End: 03 Sep 2017
Location: The National Gallery of Singapore
Address: 1 St. Andrew's Rd, Singapore 178957
The National Gallery of Singapore is set to hold a retrospective exhibition of Yayo Kusama from 10 June to 3 September this year.
'Yayoi Kusama: Life Is The Heart Of A Rainbow' as the museum proclaimed, will be "the first major museum exhibition of her work in Southeast Asia" and will feature the iconic Japanese artist's 120 paintings, sculptures, videos and installations from the 1950s to the present.
Visitors can expect to also see new artwork as well as some of the lesser-seen pieces by Kusama.
"Her personal experiences - from growing up in Japan during World War II, to her success as an Asian female artist in New York and Europe in the 1960s and involvement in social movements of the late 1960s and 1970s - and the resulting art has amazed and inspired millions around the world," explained the National Gallery on its Facebook page.
The "Polka Dot Princess" was crowned the world's most popular artist in 2014, as ranked by museum attendance according to the annual global museum attendance survey by the Art Newspaper.

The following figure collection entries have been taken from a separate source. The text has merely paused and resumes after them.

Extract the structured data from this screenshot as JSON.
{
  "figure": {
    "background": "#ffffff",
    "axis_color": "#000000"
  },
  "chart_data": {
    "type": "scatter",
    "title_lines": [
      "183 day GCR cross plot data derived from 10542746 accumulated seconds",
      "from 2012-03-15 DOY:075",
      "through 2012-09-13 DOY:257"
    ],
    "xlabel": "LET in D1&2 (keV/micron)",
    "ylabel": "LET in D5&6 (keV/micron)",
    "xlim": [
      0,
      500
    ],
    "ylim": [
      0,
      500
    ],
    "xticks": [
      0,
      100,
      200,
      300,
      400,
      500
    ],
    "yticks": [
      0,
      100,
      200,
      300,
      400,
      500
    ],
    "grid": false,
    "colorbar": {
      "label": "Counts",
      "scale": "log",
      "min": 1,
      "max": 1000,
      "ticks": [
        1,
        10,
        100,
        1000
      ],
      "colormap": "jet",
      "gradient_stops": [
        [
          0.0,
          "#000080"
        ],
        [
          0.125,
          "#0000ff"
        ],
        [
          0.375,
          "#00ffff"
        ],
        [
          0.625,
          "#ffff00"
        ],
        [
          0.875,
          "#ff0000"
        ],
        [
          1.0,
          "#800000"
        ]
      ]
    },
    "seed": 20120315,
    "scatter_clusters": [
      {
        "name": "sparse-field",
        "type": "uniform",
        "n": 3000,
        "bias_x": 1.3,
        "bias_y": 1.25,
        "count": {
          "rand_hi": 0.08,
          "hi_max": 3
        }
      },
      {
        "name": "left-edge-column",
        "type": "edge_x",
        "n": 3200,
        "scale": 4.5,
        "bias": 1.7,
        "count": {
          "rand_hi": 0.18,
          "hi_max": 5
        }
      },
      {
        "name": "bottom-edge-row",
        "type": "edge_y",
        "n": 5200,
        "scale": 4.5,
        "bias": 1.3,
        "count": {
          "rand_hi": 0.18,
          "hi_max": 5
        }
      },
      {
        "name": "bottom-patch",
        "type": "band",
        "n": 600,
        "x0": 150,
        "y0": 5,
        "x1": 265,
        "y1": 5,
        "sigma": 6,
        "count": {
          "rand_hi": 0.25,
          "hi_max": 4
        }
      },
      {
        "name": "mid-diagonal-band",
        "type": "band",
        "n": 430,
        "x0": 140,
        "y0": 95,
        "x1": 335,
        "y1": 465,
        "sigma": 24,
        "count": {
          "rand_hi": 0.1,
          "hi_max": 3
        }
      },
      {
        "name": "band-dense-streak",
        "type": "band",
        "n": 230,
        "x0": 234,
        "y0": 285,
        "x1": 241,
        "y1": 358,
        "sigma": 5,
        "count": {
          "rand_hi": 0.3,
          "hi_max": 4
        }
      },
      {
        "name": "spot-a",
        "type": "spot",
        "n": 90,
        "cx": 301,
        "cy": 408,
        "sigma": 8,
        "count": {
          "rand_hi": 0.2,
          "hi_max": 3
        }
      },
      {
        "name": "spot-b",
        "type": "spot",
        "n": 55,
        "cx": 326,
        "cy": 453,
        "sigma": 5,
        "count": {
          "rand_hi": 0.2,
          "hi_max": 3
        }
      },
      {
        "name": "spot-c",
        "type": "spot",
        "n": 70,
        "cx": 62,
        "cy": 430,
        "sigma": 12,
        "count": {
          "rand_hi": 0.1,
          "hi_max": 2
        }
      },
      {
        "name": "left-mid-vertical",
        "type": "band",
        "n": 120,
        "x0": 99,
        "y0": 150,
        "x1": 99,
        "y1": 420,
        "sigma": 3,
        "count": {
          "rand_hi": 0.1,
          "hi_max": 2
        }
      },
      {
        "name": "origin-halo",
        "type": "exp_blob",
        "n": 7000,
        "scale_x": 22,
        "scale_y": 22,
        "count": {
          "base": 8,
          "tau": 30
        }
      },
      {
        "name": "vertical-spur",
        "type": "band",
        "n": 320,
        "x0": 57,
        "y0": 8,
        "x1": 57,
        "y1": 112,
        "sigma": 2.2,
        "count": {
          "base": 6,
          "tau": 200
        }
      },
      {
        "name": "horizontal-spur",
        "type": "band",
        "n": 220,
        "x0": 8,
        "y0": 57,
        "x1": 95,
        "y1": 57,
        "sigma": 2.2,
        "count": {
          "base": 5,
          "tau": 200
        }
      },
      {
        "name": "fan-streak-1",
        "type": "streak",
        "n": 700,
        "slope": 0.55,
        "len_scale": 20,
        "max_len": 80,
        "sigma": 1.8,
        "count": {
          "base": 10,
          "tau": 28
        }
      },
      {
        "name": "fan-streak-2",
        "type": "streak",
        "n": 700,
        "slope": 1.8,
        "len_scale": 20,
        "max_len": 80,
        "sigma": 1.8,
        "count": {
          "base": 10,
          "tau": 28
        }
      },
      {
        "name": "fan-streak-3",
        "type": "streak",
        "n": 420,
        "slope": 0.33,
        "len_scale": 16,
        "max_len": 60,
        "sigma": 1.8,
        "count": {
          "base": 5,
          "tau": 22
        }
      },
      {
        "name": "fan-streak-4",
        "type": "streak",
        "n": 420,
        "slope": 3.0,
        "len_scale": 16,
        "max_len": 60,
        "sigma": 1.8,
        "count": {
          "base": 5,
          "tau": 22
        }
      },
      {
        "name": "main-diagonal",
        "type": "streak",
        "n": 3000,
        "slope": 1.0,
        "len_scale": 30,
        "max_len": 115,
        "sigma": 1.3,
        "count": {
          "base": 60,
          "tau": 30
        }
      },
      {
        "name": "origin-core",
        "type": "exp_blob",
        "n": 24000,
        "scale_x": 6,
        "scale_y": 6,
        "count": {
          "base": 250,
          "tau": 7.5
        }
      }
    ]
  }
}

While Kusama has dropped out of the art world for much of her life — retiring voluntarily to a sanitarium — the Japanese dynamo has been the beating heart of the avant-garde art scene since her arrival in New York in 1957. During the 1960s, Ms. Kusama exhibited alongside and apparently influenced peers such as Andy Warhol, Claes Oldenburg, and George Segal, rising to fame in the pop art sphere thanks to her trademark polka dots, performance art and use of psychedelic colors.
While living in New York, Ms. Kusama performed and organized ticketed polka dot orgies, naked anti-tax happenings, anti-war protests and other staged productions, further expanding her star power.
Two ongoing exhibitions of the 87-year-old artist's works are currently taking place at Washington's Hirshhorn Museum and Sculpture Garden and Tokyo’s National Art Center.